Singapore's recently developed EHR functions as a national summary record of each patient's medical information for use by clinicians. It is not personally controlled, and once a patient visits a hospital or doctor for a consultation, the principle of implied consent enables access to the EHR by clinicians. Access by the consumer is not yet planned.

The opt-out approach to the PCEHR

In Australia the alternative to the opt-in model should be given serious reconsideration. Under an opt‑out approach, this would automatically make available in a PCEHR all appropriate patient information that is held by healthcare providers in their Electronic Medical Record (EMR) systems, unless a consumer specifically requests to opt‑out of the PCEHR system. The extensive implementations of EMR systems by NSW Health and other states and jurisdictions have taken place based upon an implicit opt-out model. That is, a patient's consent is implied when they attend a healthcare facility for treatment.

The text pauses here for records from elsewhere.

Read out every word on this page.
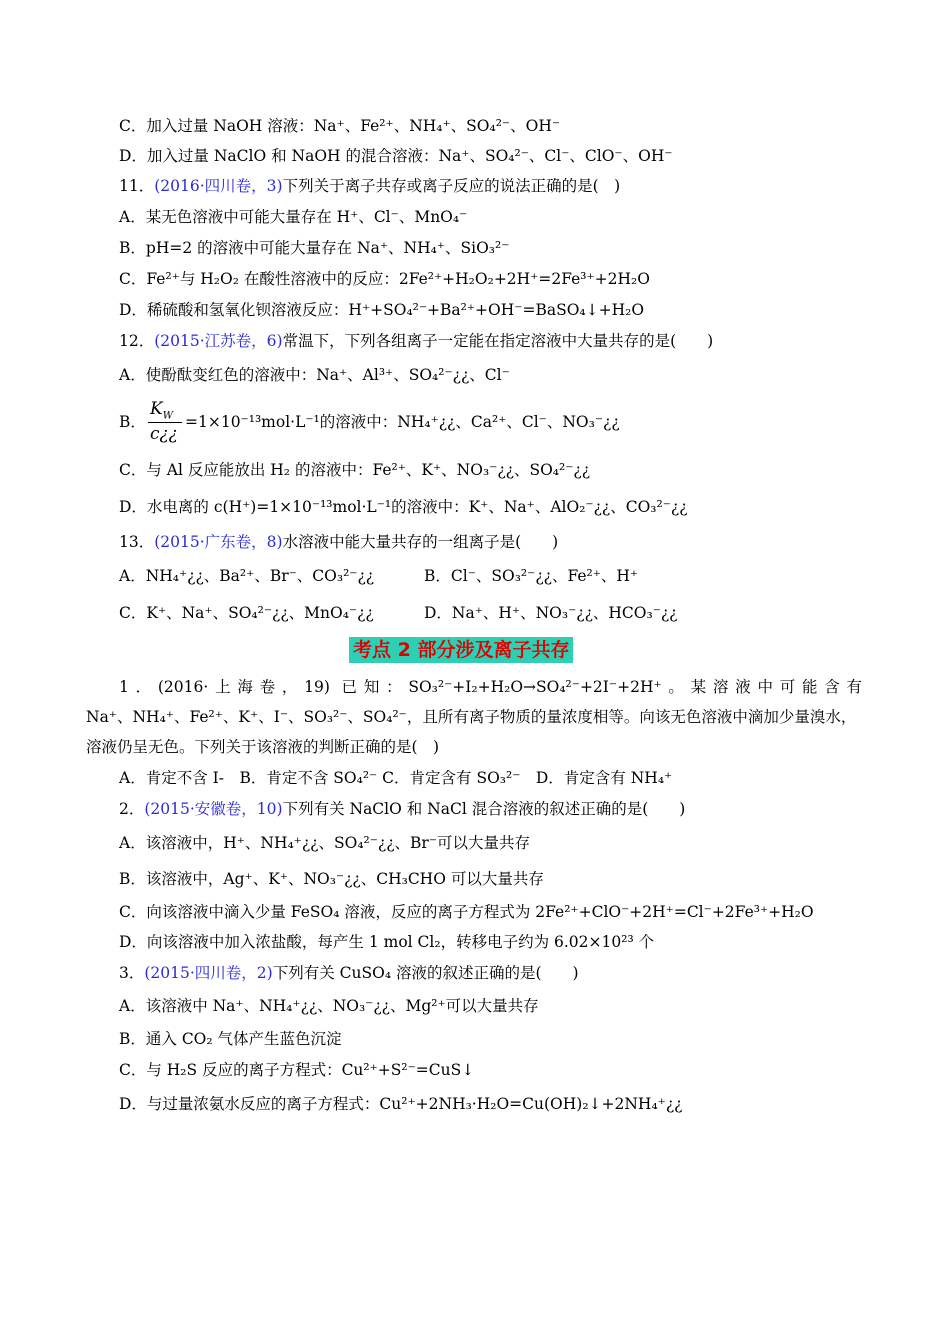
C．加入过量 NaOH 溶液：Na⁺、Fe²⁺、NH₄⁺、SO₄²⁻、OH⁻
D．加入过量 NaClO 和 NaOH 的混合溶液：Na⁺、SO₄²⁻、Cl⁻、ClO⁻、OH⁻
11．(2016·四川卷，3)下列关于离子共存或离子反应的说法正确的是(　)
A．某无色溶液中可能大量存在 H⁺、Cl⁻、MnO₄⁻
B．pH=2 的溶液中可能大量存在 Na⁺、NH₄⁺、SiO₃²⁻
C．Fe²⁺与 H₂O₂ 在酸性溶液中的反应：2Fe²⁺+H₂O₂+2H⁺=2Fe³⁺+2H₂O
D．稀硫酸和氢氧化钡溶液反应：H⁺+SO₄²⁻+Ba²⁺+OH⁻=BaSO₄↓+H₂O
12．(2015·江苏卷，6)常温下，下列各组离子一定能在指定溶液中大量共存的是(　　)
A．使酚酞变红色的溶液中：Na⁺、Al³⁺、SO₄²⁻¿¿、Cl⁻
B．
$K_W$
c¿¿
=1×10⁻¹³mol·L⁻¹的溶液中：NH₄⁺¿¿、Ca²⁺、Cl⁻、NO₃⁻¿¿
C．与 Al 反应能放出 H₂ 的溶液中：Fe²⁺、K⁺、NO₃⁻¿¿、SO₄²⁻¿¿
D．水电离的 c(H⁺)=1×10⁻¹³mol·L⁻¹的溶液中：K⁺、Na⁺、AlO₂⁻¿¿、CO₃²⁻¿¿
13．(2015·广东卷，8)水溶液中能大量共存的一组离子是(　　)
A．NH₄⁺¿¿、Ba²⁺、Br⁻、CO₃²⁻¿¿	B．Cl⁻、SO₃²⁻¿¿、Fe²⁺、H⁺
C．K⁺、Na⁺、SO₄²⁻¿¿、MnO₄⁻¿¿	D．Na⁺、H⁺、NO₃⁻¿¿、HCO₃⁻¿¿
考点 2 部分涉及离子共存
1．(2016·上海卷，19) 已知：SO₃²⁻+I₂+H₂O→SO₄²⁻+2I⁻+2H⁺。某溶液中可能含有
Na⁺、NH₄⁺、Fe²⁺、K⁺、I⁻、SO₃²⁻、SO₄²⁻，且所有离子物质的量浓度相等。向该无色溶液中滴加少量溴水，
溶液仍呈无色。下列关于该溶液的判断正确的是(　)
A．肯定不含 I-　B．肯定不含 SO₄²⁻ C．肯定含有 SO₃²⁻　D．肯定含有 NH₄⁺
2．(2015·安徽卷，10)下列有关 NaClO 和 NaCl 混合溶液的叙述正确的是(　　)
A．该溶液中，H⁺、NH₄⁺¿¿、SO₄²⁻¿¿、Br⁻可以大量共存
B．该溶液中，Ag⁺、K⁺、NO₃⁻¿¿、CH₃CHO 可以大量共存
C．向该溶液中滴入少量 FeSO₄ 溶液，反应的离子方程式为 2Fe²⁺+ClO⁻+2H⁺=Cl⁻+2Fe³⁺+H₂O
D．向该溶液中加入浓盐酸，每产生 1 mol Cl₂，转移电子约为 6.02×10²³ 个
3．(2015·四川卷，2)下列有关 CuSO₄ 溶液的叙述正确的是(　　)
A．该溶液中 Na⁺、NH₄⁺¿¿、NO₃⁻¿¿、Mg²⁺可以大量共存
B．通入 CO₂ 气体产生蓝色沉淀
C．与 H₂S 反应的离子方程式：Cu²⁺+S²⁻=CuS↓
D．与过量浓氨水反应的离子方程式：Cu²⁺+2NH₃·H₂O=Cu(OH)₂↓+2NH₄⁺¿¿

Whether in hospitals, out-patient clinics, or GP practices (through electronic discharge summaries from hospitals), and across geographical areas, patient medical information stored in EMRs is accessed by clinicians on the basis of providing care, and without seeking the patient's prior consent. Within GP practices and other healthcare organisations, patient medical information is accessed via EMR systems purely in accordance to clinical need, unless a patient initiates a request to prevent such access.

The opt-in model is not even favoured by the Health Consumers Council, who have stated publicly their preference for an opt-out approach. Over a number of years in Australia and overseas, surveys of the public have shown that health consumers expect clinicians to be sharing their medical information as a matter of course, to provide the best health outcome. Typically, a common reaction by health consumers is that they assume that healthcare providers are already sharing patient information between appropriate treating clinicians to provide the best care for the patient.

Some realities and conclusions

Placing the onus on the consumer to opt‑in and register for a PCEHR disadvantages and puts at risk those consumers who would most benefit from a PCEHR.

Under an opt-in model, any number of consumers will not register for a variety of reasons such as: a lack of understanding; cultural and language barriers; mental incapacity; physical disability; too young an age to exercise the right; remote access; negative advice; and many others reasons including apathy and inertia.

Those who are sick will not want to be confronted by a doctor saying: "We do not have access to your health record. When did you last see a doctor? Are you taking medication?"

A few years ago I took my 93 years old father to an Emergency Department in the early hours of the morning, where he was asked what medication he had been prescribed in the past. His medication history would have read like a fair sized formulary, so not surprisingly the doctor's question was met with a blank stare.

Clearly the lives of patients who have not opted-in, even in cases not at first deemed to be an emergency, will sometimes be put at risk by the exclusion of the PCEHR's medical information. In emergency care a patient's medical information being accessible online is critical, and in a trauma case such information in the first hour has been described as pure gold. A lack of a PCEHR, even in routine treatments and procedures, in a percentage of cases will lead to avoidable incidents.

Patient information within a PCEHR should be available automatically for every health consumer by approved treating clinicians, just as it is within existing EMR systems. If not, the PCEHR will lack credibility and adoption by both patients and clinicians and be in danger of becoming a white elephant. And of course the opportunity for a consumer to opt-out, should be subject to a rigorous application process, overseen and assessed against specified criteria by an independent quasi‑judicial body. To opt-out should not be an easy option.

Once the PCEHR is available, we should adopt an opt-out model, and ensure we 'first do no harm'. The PCEHR has the potential to provide patient medical information any time, anywhere, for any health consumer, and assist the treating clinician(s) at the point of care, wherever that may be.